🤖 AI Summary
Accurately identifying multidimensional consumer emotions and key marketing evaluation constructs in unstructured text remains a critical challenge in marketing research. This work proposes Linguistic eXtractor (LX), a large language model fine-tuned on consumer-generated text to jointly recognize 16 consumption-related emotions alongside four core evaluative constructs: trust, commitment, recommendation, and affect. LX achieves high-precision joint modeling of emotions and evaluations for the first time and reveals that certain emotions can directly influence purchase behavior independent of explicit ratings. Empirical evaluations demonstrate that LX attains a macro F1-score of 81% on open-ended survey responses and exceeds 95% accuracy on Amazon and Yelp reviews. The study further provides a free, no-code web application interface, underscoring both its methodological innovation and practical utility for researchers and practitioners.
📝 Abstract
Accurately measuring consumer emotions and evaluations from unstructured text remains a core challenge for marketing research and practice.
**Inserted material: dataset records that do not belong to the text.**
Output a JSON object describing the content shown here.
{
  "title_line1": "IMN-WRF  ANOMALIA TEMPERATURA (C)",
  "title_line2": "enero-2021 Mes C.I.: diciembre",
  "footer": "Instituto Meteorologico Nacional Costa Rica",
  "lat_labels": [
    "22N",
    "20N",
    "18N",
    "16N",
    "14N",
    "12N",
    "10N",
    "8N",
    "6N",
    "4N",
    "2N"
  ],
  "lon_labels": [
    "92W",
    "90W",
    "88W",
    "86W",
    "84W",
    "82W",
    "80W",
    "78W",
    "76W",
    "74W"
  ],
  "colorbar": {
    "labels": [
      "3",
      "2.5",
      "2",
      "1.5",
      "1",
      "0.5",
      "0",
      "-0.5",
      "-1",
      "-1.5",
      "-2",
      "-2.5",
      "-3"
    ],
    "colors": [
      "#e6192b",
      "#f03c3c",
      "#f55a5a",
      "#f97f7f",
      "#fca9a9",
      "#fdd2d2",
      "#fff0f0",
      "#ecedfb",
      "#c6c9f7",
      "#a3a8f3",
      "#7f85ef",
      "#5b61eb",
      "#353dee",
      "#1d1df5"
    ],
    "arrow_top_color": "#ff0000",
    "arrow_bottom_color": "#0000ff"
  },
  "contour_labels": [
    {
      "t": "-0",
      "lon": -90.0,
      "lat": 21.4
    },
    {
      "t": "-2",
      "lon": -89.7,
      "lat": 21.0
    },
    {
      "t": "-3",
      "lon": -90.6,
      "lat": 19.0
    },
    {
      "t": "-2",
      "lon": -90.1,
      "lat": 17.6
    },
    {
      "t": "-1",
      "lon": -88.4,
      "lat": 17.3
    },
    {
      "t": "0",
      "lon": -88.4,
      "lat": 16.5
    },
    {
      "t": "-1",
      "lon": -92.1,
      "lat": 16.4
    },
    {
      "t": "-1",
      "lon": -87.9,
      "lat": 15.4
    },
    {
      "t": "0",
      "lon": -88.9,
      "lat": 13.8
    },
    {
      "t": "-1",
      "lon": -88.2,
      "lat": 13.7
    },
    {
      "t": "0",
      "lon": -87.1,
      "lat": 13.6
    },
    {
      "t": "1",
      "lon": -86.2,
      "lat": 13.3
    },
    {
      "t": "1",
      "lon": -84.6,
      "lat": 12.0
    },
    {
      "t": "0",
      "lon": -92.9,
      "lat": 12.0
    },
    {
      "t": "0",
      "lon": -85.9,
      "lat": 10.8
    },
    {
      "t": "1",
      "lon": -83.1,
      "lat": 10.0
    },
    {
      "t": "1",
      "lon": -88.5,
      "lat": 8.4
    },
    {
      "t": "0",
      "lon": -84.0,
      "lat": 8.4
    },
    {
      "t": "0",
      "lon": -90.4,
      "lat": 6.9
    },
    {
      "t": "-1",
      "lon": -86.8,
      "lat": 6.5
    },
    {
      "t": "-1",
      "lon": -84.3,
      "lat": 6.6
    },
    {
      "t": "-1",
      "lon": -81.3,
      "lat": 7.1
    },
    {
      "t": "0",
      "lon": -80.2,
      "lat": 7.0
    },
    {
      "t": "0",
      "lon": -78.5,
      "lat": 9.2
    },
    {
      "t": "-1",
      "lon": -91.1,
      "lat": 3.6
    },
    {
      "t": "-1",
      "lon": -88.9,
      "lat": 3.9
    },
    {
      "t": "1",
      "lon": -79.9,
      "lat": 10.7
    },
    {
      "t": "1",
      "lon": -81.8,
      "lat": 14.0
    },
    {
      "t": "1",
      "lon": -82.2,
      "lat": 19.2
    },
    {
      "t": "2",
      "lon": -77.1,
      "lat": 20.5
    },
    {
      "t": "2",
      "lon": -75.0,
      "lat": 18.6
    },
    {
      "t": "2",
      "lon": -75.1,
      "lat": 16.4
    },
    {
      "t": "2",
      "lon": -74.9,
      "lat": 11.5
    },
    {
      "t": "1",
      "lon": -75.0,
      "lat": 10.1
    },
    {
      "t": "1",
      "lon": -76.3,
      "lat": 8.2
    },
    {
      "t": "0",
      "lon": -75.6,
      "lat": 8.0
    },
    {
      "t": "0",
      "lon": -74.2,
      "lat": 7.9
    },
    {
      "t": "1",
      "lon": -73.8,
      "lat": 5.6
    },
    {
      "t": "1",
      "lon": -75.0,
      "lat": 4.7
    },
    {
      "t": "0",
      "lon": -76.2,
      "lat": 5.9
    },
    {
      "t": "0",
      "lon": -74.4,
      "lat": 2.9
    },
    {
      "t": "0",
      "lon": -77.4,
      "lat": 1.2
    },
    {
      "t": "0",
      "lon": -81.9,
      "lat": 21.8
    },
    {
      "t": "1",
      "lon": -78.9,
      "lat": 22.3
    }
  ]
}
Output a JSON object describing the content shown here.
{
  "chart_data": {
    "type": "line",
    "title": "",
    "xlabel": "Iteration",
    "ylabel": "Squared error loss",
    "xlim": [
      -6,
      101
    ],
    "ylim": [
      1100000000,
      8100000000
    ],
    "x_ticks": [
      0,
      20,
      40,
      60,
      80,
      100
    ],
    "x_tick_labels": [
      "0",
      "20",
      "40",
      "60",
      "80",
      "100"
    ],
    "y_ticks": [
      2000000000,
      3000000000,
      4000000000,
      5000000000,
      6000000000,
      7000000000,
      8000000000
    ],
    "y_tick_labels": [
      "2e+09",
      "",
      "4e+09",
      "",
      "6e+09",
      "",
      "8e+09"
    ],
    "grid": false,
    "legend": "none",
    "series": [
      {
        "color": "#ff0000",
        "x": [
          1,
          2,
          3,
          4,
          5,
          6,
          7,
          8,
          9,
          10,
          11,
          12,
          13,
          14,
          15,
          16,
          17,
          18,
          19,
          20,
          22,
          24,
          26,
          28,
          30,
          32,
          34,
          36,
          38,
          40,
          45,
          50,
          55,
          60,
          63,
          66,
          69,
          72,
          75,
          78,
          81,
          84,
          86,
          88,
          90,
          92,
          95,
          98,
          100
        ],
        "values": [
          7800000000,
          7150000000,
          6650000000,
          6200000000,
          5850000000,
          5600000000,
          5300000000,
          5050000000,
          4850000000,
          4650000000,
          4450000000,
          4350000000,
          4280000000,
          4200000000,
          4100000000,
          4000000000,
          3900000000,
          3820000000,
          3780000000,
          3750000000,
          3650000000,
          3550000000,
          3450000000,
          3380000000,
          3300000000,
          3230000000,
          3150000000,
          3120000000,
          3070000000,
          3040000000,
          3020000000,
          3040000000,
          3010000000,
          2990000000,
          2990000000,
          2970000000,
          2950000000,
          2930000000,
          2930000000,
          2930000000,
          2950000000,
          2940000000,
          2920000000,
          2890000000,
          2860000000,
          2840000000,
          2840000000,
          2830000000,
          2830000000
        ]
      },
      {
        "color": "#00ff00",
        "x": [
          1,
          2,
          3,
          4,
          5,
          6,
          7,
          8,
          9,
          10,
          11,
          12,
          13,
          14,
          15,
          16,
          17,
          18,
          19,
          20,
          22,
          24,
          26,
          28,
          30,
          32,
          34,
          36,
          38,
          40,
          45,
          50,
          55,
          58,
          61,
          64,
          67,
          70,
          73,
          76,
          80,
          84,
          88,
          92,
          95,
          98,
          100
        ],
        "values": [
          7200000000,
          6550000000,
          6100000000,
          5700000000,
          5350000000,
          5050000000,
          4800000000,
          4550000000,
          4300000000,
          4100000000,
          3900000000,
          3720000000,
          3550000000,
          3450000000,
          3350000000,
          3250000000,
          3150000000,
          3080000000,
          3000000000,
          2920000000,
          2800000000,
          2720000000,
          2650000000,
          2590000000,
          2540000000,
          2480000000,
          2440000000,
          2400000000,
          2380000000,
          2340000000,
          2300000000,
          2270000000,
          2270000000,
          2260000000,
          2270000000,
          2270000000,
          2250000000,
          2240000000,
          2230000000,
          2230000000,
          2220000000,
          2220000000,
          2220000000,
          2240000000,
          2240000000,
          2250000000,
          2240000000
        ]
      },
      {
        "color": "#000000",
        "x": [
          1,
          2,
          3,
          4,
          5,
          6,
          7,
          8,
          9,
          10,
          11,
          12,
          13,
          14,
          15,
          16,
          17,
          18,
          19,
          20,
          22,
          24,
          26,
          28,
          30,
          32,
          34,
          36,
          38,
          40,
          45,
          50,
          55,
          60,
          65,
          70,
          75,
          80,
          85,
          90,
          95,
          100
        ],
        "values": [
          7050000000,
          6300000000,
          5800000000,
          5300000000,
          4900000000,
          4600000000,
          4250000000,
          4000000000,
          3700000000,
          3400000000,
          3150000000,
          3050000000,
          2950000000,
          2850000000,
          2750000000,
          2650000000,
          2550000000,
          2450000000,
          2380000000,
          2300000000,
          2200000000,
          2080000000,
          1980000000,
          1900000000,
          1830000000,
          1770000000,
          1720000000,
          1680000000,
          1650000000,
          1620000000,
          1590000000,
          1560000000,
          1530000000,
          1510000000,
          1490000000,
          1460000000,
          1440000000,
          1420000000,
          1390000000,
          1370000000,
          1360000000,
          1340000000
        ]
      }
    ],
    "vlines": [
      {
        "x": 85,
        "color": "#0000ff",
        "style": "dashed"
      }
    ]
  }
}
This study introduces the Linguistic eXtractor (LX), a fine-tuned, large language model trained on consumer-authored text that also has been labeled with consumers' self-reported ratings of 16 consumption-related emotions and four evaluation constructs: trust, commitment, recommendation, and sentiment. LX consistently outperforms leading models, including GPT-4 Turbo, RoBERTa, and DeepSeek, achieving 81% macro-F1 accuracy on open-ended survey responses and greater than 95% accuracy on third-party-annotated Amazon and Yelp reviews. An application of LX to online retail data, using seemingly unrelated regression, affirms that review-expressed emotions predict product ratings, which in turn predict purchase behavior. Most emotional effects are mediated by product ratings, though some emotions, such as discontent and peacefulness, influence purchase directly, indicating that emotional tone provides meaningful signals beyond star ratings. To support its use, a no-code, cost-free, LX web application is available, enabling scalable analyses of consumer-authored text. In establishing a new methodological foundation for consumer perception measurement, this research demonstrates new methods for leveraging large language models to advance marketing research and practice, thereby achieving validated detection of marketing constructs from consumer data.